I am annoyed when a recipe tells me to to salt "to taste" a raw meat mixture, or marinade, or anything else I'm not inclined to eat as-is. Also, I am too lazy to make tiny test patties, fry them, and taste for salt. Having made one too-salty batch, I backed off the second time to the amount you see in the recipe below. This amount of salt makes a good sausage. If you are inclined to make this more than once, adjust the salt the second time around, if this does not salt to your taste. Or you can make tiny test patties.

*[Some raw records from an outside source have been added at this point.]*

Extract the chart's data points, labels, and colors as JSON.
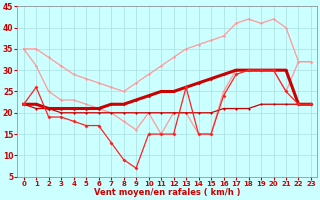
{
  "x": [
    0,
    1,
    2,
    3,
    4,
    5,
    6,
    7,
    8,
    9,
    10,
    11,
    12,
    13,
    14,
    15,
    16,
    17,
    18,
    19,
    20,
    21,
    22,
    23
  ],
  "pink_top": [
    35,
    35,
    33,
    31,
    29,
    28,
    27,
    26,
    25,
    27,
    29,
    31,
    33,
    35,
    36,
    37,
    38,
    41,
    42,
    41,
    42,
    40,
    32,
    32
  ],
  "pink_bot": [
    35,
    31,
    25,
    23,
    23,
    22,
    21,
    20,
    18,
    16,
    20,
    15,
    20,
    20,
    15,
    15,
    25,
    30,
    30,
    30,
    30,
    25,
    32,
    32
  ],
  "red_thick": [
    22,
    22,
    21,
    21,
    21,
    21,
    21,
    22,
    22,
    23,
    24,
    25,
    25,
    26,
    27,
    28,
    29,
    30,
    30,
    30,
    30,
    30,
    22,
    22
  ],
  "red_thin": [
    22,
    21,
    21,
    20,
    20,
    20,
    20,
    20,
    20,
    20,
    20,
    20,
    20,
    20,
    20,
    20,
    21,
    21,
    21,
    22,
    22,
    22,
    22,
    22
  ],
  "red_marker": [
    22,
    26,
    19,
    19,
    18,
    17,
    17,
    13,
    9,
    7,
    15,
    15,
    15,
    26,
    15,
    15,
    24,
    29,
    30,
    30,
    30,
    25,
    22,
    22
  ],
  "ylim": [
    5,
    45
  ],
  "yticks": [
    5,
    10,
    15,
    20,
    25,
    30,
    35,
    40,
    45
  ],
  "xlim": [
    -0.5,
    23.5
  ],
  "xticks": [
    0,
    1,
    2,
    3,
    4,
    5,
    6,
    7,
    8,
    9,
    10,
    11,
    12,
    13,
    14,
    15,
    16,
    17,
    18,
    19,
    20,
    21,
    22,
    23
  ],
  "xlabel": "Vent moyen/en rafales ( km/h )",
  "bg_color": "#CCFFFF",
  "grid_color": "#AADDDD",
  "pink_color": "#FF9999",
  "dark_red": "#CC0000",
  "bright_red": "#FF2222",
  "tick_color": "#CC0000"
}
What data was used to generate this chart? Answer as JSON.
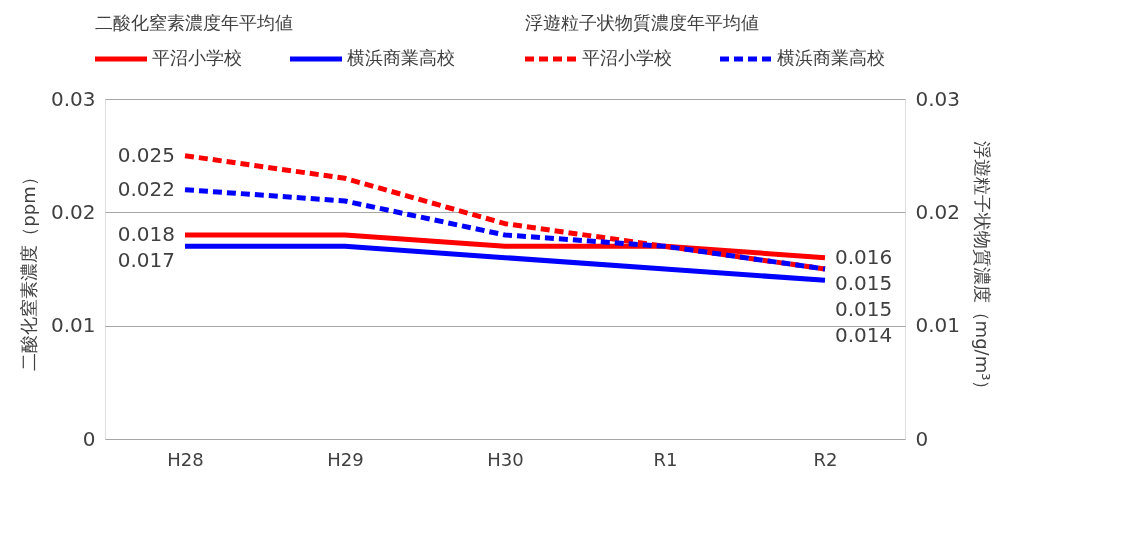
{
  "chart_data": {
    "type": "line",
    "categories": [
      "H28",
      "H29",
      "H30",
      "R1",
      "R2"
    ],
    "ylabel": "二酸化窒素濃度（ppm）",
    "y2label": "浮遊粒子状物質濃度（mg/m³）",
    "ylim": [
      0,
      0.03
    ],
    "yticks": [
      0,
      0.01,
      0.02,
      0.03
    ],
    "y2lim": [
      0,
      0.03
    ],
    "y2ticks": [
      0,
      0.01,
      0.02,
      0.03
    ],
    "annotations": [
      "二酸化窒素濃度年平均値",
      "浮遊粒子状物質濃度年平均値"
    ],
    "grid": "y",
    "legend": "top",
    "marker": "none",
    "series": [
      {
        "name": "平沼小学校",
        "color": "#ff0000",
        "line_style": "solid",
        "values": [
          0.018,
          0.018,
          0.017,
          0.017,
          0.016
        ],
        "value_labels": [
          "0.018",
          null,
          null,
          null,
          "0.016"
        ]
      },
      {
        "name": "横浜商業高校",
        "color": "#0000ff",
        "line_style": "solid",
        "values": [
          0.017,
          0.017,
          0.016,
          0.015,
          0.014
        ],
        "value_labels": [
          "0.017",
          null,
          null,
          null,
          "0.014"
        ]
      },
      {
        "name": "平沼小学校",
        "color": "#ff0000",
        "line_style": "dashed",
        "axis": "y2",
        "values": [
          0.025,
          0.023,
          0.019,
          0.017,
          0.015
        ],
        "value_labels": [
          "0.025",
          null,
          null,
          null,
          "0.015"
        ]
      },
      {
        "name": "横浜商業高校",
        "color": "#0000ff",
        "line_style": "dashed",
        "axis": "y2",
        "values": [
          0.022,
          0.021,
          0.018,
          0.017,
          0.015
        ],
        "value_labels": [
          "0.022",
          null,
          null,
          null,
          "0.015"
        ]
      }
    ]
  }
}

I use parchment paper squares to separate the patties before freezing them. This makes it easy to pry the frozen patties apart with a butter knife. There are three of us eating breakfast sausage here on a typical morning, so I package patties in stacks of three: a piece of parchment on the bottom, one each between patties, and one on top. If you want stacks of two, cut up 36 squares of parchment. The formula is: S + 24, where S is the number of stacks of patties.

Turkey Breakfast Sausage

Makes 24 patties

2 lbs ground dark meat turkey (thighs only, or legs and thighs)
Pan drippings from two roasted chickens, or up to 1 cup of chicken fat
2 T dried sage
2 tsp salt
¼ tsp ground nutmeg
½ tsp freshly ground black pepper

Combine all ingredients in a food processor and process until the fat is evenly distributed. Form the mixture into 24 meatballs, about two inches in diameter. Cut at least 32 squares of parchment paper, four inches on a side. Lay a meatball on a square of parchment and press it flat. Lay another square of parchment on top of the flattened ball, and place another meatball on top. Press it flat, doing your best not to press the patties into a wave pattern, but to keep them as flat as possible, so they will come apart more easily once they've frozen.

Continue to alternate parchment and sausage until you have as many as you want in a stack, then top with a piece of parchment paper and put the stack into an airtight freezer bag.

When you want to serve the sausage, take it directly from the freezer and cook it through on a griddle or skillet over medium heat, turning it after it browns.